CONTAR OU CANTAR?
VIVER...
Madrugada.
Penso escrever um conto...
É preciso revelar a beleza de uma vida – minha vida.
Amanhece o dia, a idéia persiste. Sento em minha cama e a caneta nos dedos do pé começa a transpor para o papel, para o real, o meu pensamento.
Como é bonito o poder do pensamento – voar, partir, voltar!
Fujo do presente e volto ao passado, vivo o momento.
É o recomeçar; tenho cinco anos, sou deficiente, fisicamente, mas com um interior dinâmico e feliz.
Adoro desenhar, imaginar.
Que valor tem uma cabeça perfeita, um pensamento que direciona!
Brinco, sou birrenta, defendo-me como posso, se preciso... uso até os dentes.. bobeou...nhoc.
A minha cidade?
É pequena, acolhedora, turística e a religiosidade predomina.
Olha! Vai haver festa!
É festa ao Divino Espírito Santo; em casa a euforia, somos os organizadores.
Religiosidade?
Não. Certeza, opção de vida, fé adulta e consciente, paz... eis o meu lar.
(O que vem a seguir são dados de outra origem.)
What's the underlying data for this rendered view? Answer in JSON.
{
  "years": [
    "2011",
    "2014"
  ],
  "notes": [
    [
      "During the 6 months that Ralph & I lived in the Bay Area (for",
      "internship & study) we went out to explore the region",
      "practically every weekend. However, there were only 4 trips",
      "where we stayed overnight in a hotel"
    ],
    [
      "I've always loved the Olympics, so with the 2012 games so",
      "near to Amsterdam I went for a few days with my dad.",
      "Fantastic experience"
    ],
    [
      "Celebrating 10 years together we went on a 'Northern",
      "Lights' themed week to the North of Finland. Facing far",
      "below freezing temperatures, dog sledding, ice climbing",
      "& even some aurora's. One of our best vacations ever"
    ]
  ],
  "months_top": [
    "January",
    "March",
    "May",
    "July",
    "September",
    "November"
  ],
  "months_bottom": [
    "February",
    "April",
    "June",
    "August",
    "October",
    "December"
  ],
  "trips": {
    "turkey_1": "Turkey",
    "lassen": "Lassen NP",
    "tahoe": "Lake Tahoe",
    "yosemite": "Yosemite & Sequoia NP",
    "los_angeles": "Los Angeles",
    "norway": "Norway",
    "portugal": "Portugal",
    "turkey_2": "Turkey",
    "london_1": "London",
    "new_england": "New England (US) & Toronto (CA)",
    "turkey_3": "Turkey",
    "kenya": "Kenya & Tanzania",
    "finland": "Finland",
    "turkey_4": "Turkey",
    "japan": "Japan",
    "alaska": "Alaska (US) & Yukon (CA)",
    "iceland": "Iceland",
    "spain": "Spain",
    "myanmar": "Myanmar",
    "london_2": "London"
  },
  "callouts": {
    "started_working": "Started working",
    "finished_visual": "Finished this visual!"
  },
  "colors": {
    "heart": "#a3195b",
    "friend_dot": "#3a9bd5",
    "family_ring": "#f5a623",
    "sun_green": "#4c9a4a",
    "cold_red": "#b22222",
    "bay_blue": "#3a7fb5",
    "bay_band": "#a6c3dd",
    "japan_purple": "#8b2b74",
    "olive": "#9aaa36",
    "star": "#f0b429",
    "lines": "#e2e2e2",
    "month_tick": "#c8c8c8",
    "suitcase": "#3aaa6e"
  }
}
A sabedoria que vem de Deus ao invés da sabedoria, apenas humana, da cultura.
Simplicidade e amadurecimento como sinônimos de meus pais.
Vou falar deles:
Minha mãe, psicóloga por natureza, com a ajuda de meu pai, um líder, criou-me , educou-me como criança normal, sem cuidados exagerados, só o suficiente para tornar-me segura e feliz.
Hoje sinto o importante papel de minha infância; a auto-realização e a tranqüilidade são frutos de pensamentos direcionados na fé.
Caminho, confiante, transmito sensibilidade com a força de vontade, arte e criatividade, invento, descubro-me a cada novo instante.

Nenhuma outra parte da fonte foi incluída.